So rather than elaborate about how another month has passed without a blog entry- I will just get to the headlines. No time for excuses!
I was 5 months post op yesterday and there is much to report. I'll get to the good stuff first to try and remind myself how far I have come. I am down 93 pounds and have joined the club known to post ops as "Wonderland." It basically means you are finally out of the 200's and back in the one hundreds on the scale. It's been a very long time for me so that was a big moment. I have to do a measurements check- so not sure bout that right now. But I have gone down more sizes since I last checked in...and while this is of course great- some of my new clothes that I bought just a few months ago are already too big and that is crazy!
I am enjoying tons of compliments at work and sometimes it makes me uncomfortable. It's like all of a sudden everyone is noticing and they are stunned. I have told most of my friends and coworkers but there are some I dont know well enough so I just say thanks and try to escape!
I am feeling good most of the time and really enjoying my freedom...just moving around so easily and not feeling so tired and gross all the time.
We went to Storyland last weekend and it was so great going on all the rides again with Nick. Not worrying about not fitting and stuff like that. I know last summer I would not have been able to go on the rides- so that was huge.
Now for the not so great stuff. I am still really struggling with my food choices. I am so limited and I cant believe it has lasted this long. I feel very frustrated and scared that this is not going to change. Every time I try something new and it is a success- the next time I try it- it makes me sick- same old story. I am so tired of protein bars and still cant do the shakes. I did ok with grilled chicken and chicken salad for a few weeks and i was so happy about that. But the last few times I had it-I got sick. I find that if i dont make it myself and completely control it- I get sick. Even if it looks grilled and healthy.

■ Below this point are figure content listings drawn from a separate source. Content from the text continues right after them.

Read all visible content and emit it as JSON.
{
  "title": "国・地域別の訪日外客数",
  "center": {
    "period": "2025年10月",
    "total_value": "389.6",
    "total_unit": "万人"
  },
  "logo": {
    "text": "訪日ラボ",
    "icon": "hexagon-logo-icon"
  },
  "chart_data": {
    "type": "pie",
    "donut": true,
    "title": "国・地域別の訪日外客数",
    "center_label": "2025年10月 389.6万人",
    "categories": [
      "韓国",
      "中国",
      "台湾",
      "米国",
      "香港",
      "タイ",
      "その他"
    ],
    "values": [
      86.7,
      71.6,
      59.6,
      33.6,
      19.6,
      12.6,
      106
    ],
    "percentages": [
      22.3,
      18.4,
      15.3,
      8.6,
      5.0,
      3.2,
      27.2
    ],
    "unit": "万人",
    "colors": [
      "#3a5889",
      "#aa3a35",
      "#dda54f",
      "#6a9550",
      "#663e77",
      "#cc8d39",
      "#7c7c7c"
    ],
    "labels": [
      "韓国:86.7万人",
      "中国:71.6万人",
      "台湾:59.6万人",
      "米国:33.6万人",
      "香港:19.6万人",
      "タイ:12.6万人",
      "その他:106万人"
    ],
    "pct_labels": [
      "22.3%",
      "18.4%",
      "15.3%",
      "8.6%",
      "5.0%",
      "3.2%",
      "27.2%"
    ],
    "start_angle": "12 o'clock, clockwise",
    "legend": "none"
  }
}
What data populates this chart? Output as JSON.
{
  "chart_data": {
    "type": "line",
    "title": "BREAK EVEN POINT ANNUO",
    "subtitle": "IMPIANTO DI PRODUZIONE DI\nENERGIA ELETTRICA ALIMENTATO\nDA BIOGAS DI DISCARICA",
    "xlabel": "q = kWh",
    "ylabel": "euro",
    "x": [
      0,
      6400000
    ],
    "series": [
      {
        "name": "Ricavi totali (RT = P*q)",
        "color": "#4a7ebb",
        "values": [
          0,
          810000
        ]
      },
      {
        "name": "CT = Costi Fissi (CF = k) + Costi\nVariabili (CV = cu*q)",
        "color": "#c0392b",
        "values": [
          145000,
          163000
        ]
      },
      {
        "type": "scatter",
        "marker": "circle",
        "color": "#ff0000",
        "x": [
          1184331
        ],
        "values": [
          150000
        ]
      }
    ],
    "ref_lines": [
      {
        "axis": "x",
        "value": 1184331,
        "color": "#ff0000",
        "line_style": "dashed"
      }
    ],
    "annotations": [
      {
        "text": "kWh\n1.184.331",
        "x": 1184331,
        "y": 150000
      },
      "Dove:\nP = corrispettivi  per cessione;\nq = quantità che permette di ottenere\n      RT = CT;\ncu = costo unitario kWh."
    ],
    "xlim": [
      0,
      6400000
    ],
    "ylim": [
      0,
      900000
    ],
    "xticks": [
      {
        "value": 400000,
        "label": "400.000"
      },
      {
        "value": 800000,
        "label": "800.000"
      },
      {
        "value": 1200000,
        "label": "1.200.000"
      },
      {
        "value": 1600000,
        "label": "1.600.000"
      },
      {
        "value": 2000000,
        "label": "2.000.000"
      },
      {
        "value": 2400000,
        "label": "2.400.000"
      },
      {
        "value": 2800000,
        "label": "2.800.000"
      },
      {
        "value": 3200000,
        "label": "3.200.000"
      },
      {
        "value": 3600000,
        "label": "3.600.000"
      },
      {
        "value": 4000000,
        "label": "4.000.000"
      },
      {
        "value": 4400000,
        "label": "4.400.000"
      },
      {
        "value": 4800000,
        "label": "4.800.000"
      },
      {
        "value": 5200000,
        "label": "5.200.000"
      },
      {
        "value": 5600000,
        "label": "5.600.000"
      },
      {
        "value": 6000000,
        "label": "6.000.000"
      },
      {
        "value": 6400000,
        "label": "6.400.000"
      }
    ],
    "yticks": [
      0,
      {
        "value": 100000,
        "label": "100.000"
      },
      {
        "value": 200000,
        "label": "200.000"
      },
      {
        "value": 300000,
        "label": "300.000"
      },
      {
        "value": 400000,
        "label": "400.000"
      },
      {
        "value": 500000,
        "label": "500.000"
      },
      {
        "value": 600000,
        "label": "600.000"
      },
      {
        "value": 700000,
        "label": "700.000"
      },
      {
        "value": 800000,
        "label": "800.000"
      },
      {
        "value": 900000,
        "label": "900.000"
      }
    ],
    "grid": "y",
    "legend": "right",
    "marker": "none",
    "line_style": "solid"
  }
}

We had a Halloween party for the neighborhood kids yesterday and I had 1 lousy mini meatball and was sick for the entire day. It ruined the party for me and it was awful. I was so mad about it. I feel like its nuts that i cant handle that by this point. Will I ever be able to eat red meat again? I was in pain all through the party and tried to ignore it- I was so busy keeping things going. I tried to throw up but couldnt until about 4 hours later when I finally did. I felt better after but I was so drained- I lost the entire day so only had about 10 ounces of water all day and about the same for protein.
Now to the hairy scary hair situation. I am losing hair like crazy- and I mean huge clumps every day in the shower. I remember reading a book pre-op and there was a chapter called "build your own kitty kit." Now I know why. Thank god I started out with a ton of hair, so I hope no one knows but me, but man it's getting dicey. It's been going on for about a full month...and I dont know how long it will last. They say to up your protein and get some special shampoo. I have trouble just getting in my 60 ounces of protein now...but I am trying. I have to find the shampoo too.
I dont think I wrote about the new support group I attended. It's a smaller post op gathering at Winchester Hospital and we had our first mtg last month. It was really good and I look forward to meeting more people at the next one. It is so much better than the general one I go to every month because everyone has already had the surgery so we can really talk about some of the more specific things we are dealing with.
I got a really nice email from someone who stumbled upon my blog that made my day.
She called me an inspiration and that is just incredible to me! So thank you Charlotte for inspiring me to get back to blogging, because it really helps me to keep things in perspective. You reminded me that the number one reason I did this was for Nick, and that has been a total success...because I know I am a healther mom and can keep up with him now. I know he won't be embarrassed of me like I so feared 93 pounds ago, and I know I can go on the rides with him, play tag, or do whatever else comes our way. So for that I am grateful.